The “ancient” sewer system for handling stormwater runoff in the District makes more flooding of the Federal Triangle area around the National Mall nearly unavoidable, said NCPC Chairman John V. Cogbill.

The District was built on a flat area at the confluence of the Potomac and Anacostia Rivers, leaving almost no natural barriers against high waters.

Measures mentioned by NCPC include higher levees along the river banks near the National Mall and a pumping station to pump rising waters away from federal buildings.

The NCPC’s draft plan cites an Army Corps of Engineers report saying a $7 million investment in levees to protect the National Mall could prevent $200 million in damage to office buildings, museums and memorials.
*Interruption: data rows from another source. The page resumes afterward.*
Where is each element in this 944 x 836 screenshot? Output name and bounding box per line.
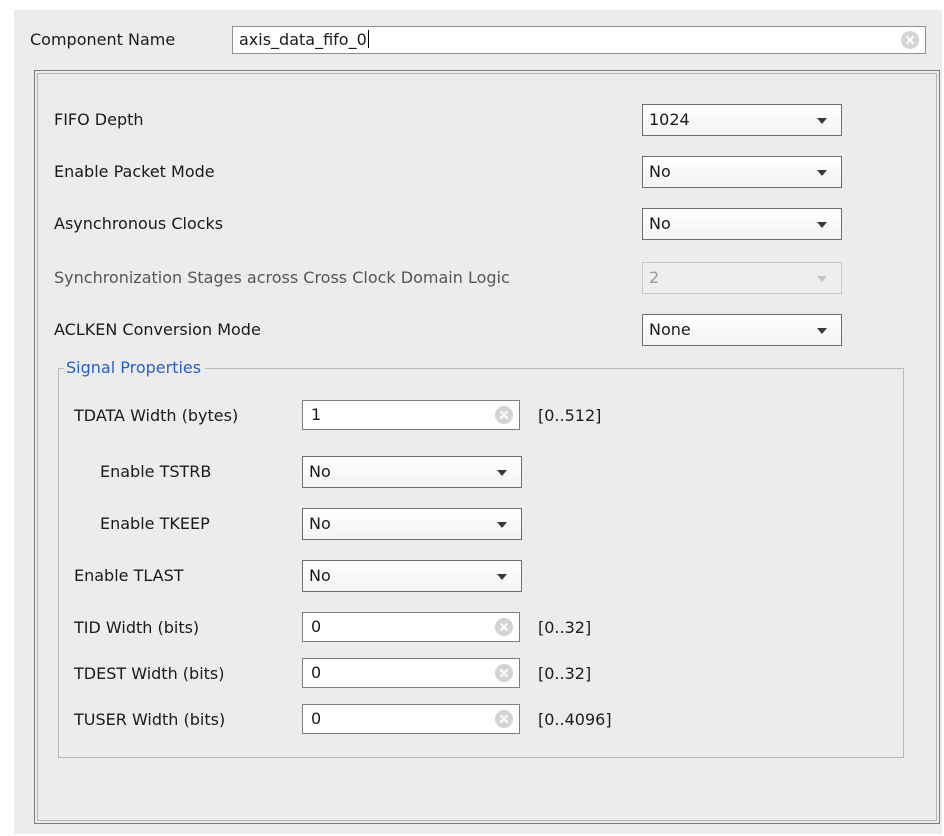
clear-icon[interactable] <box>901 31 919 49</box>
clear-icon[interactable] <box>495 406 513 424</box>
tkeep-label: Enable TKEEP <box>100 514 210 533</box>
packet-mode-value: No <box>649 162 671 181</box>
chevron-down-icon <box>817 118 827 124</box>
tdest-width-value: 0 <box>311 663 322 682</box>
signal-properties-title: Signal Properties <box>64 358 206 378</box>
chevron-down-icon <box>497 522 507 528</box>
async-clocks-value: No <box>649 214 671 233</box>
chevron-down-icon <box>817 328 827 334</box>
chevron-down-icon <box>817 276 827 282</box>
tstrb-label: Enable TSTRB <box>100 462 212 481</box>
async-clocks-dropdown[interactable]: No <box>642 208 842 240</box>
sync-stages-dropdown: 2 <box>642 262 842 294</box>
tid-width-range: [0..32] <box>538 618 592 637</box>
ip-configuration-window: Component Name axis_data_fifo_0 FIFO Dep… <box>14 10 942 834</box>
aclken-mode-value: None <box>649 320 691 339</box>
tdest-width-label: TDEST Width (bits) <box>74 664 225 683</box>
aclken-mode-label: ACLKEN Conversion Mode <box>54 320 261 339</box>
tdest-width-range: [0..32] <box>538 664 592 683</box>
clear-icon[interactable] <box>495 618 513 636</box>
tstrb-dropdown[interactable]: No <box>302 456 522 488</box>
tuser-width-range: [0..4096] <box>538 710 612 729</box>
tdest-width-input[interactable]: 0 <box>302 658 520 688</box>
clear-icon[interactable] <box>495 664 513 682</box>
tkeep-dropdown[interactable]: No <box>302 508 522 540</box>
tid-width-input[interactable]: 0 <box>302 612 520 642</box>
tstrb-value: No <box>309 462 331 481</box>
packet-mode-label: Enable Packet Mode <box>54 162 215 181</box>
clear-icon[interactable] <box>495 710 513 728</box>
fifo-depth-dropdown[interactable]: 1024 <box>642 104 842 136</box>
async-clocks-label: Asynchronous Clocks <box>54 214 224 233</box>
tlast-value: No <box>309 566 331 585</box>
tdata-width-input[interactable]: 1 <box>302 400 520 430</box>
tlast-dropdown[interactable]: No <box>302 560 522 592</box>
fifo-depth-value: 1024 <box>649 110 690 129</box>
aclken-mode-dropdown[interactable]: None <box>642 314 842 346</box>
tdata-width-range: [0..512] <box>538 406 602 425</box>
tuser-width-label: TUSER Width (bits) <box>74 710 226 729</box>
component-name-input[interactable]: axis_data_fifo_0 <box>232 26 926 54</box>
fifo-depth-label: FIFO Depth <box>54 110 144 129</box>
tdata-width-value: 1 <box>311 405 322 424</box>
chevron-down-icon <box>817 222 827 228</box>
chevron-down-icon <box>817 170 827 176</box>
tid-width-label: TID Width (bits) <box>74 618 200 637</box>
sync-stages-value: 2 <box>649 268 660 287</box>
chevron-down-icon <box>497 574 507 580</box>
tid-width-value: 0 <box>311 617 322 636</box>
packet-mode-dropdown[interactable]: No <box>642 156 842 188</box>
text-caret <box>367 30 369 48</box>
tuser-width-input[interactable]: 0 <box>302 704 520 734</box>
sync-stages-label: Synchronization Stages across Cross Cloc… <box>54 268 510 287</box>
component-name-label: Component Name <box>30 30 176 49</box>
tuser-width-value: 0 <box>311 709 322 728</box>
chevron-down-icon <box>497 470 507 476</box>
tkeep-value: No <box>309 514 331 533</box>
component-name-value: axis_data_fifo_0 <box>239 30 367 49</box>
tdata-width-label: TDATA Width (bytes) <box>74 406 239 425</box>
tlast-label: Enable TLAST <box>74 566 184 585</box>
The District’s sewer system needs to be expanded to handle more water, Mr. Cogbill told about 70 representatives of federal and D.C. agencies during a meeting at the Ronald Reagan Building and International Trade Center.

“We know that this is going to be an expensive problem,” he said.

The plan so far has focused on a $1.9 billion improvement of the sewer system over 20 years. It would include separate pipes for sewage and stormwater so that flooding would not force sewage into the streets.

The draft plan says the kind of development that has been going up along Constitution Avenue Northwest for decades leaves floodwater nowhere else to go but inside buildings. Cement has replaced the grass, plants and soil that would normally absorb the water.

Building owners who pump water out of their basements can make the problem worse by dumping it into streets or gutters where it overflows into other buildings.

“We can’t do this on a piecemeal basis,” Mr. Cogbill said.

The NCPC and D.C. Council were spurred to action by flooding in the last week of June 2006 that forced the closing of the Internal Revenue Service headquarters, the Commerce Department, the Justice Department, the National Archives and several Smithsonian museums. More than seven inches of rain fell on the District on June 25 and June 26.

The IRS headquarters sustained the worst damage. Floodwaters overflowed a moat around the building into the basement, where maintenance equipment and electrical transformers were damaged or destroyed under 20 feet of water.

The draft plan merely discusses the extent of the District’s shortcomings for preventing flood damage and a few options for improvement. Federal and D.C. agencies are supposed to develop more specific plans on their own.

The General Services Administration (GSA), Homeland Security Department, the National Park Service, FBI, IRS, Justice Department and D.C. Water and Sewer Authority all had representatives at the meeting.

“We need to provide financial incentives for low-impact development projects,” said Joseph C. Lawler, a deputy director for the GSA, which manages the federal government’s buildings.

“Low-impact” refers to flood-control efforts that can be easily and inexpensively incorporated into building design, such as putting soil and vegetation on rooftops or “rain gardens” next to buildings to absorb rainfall.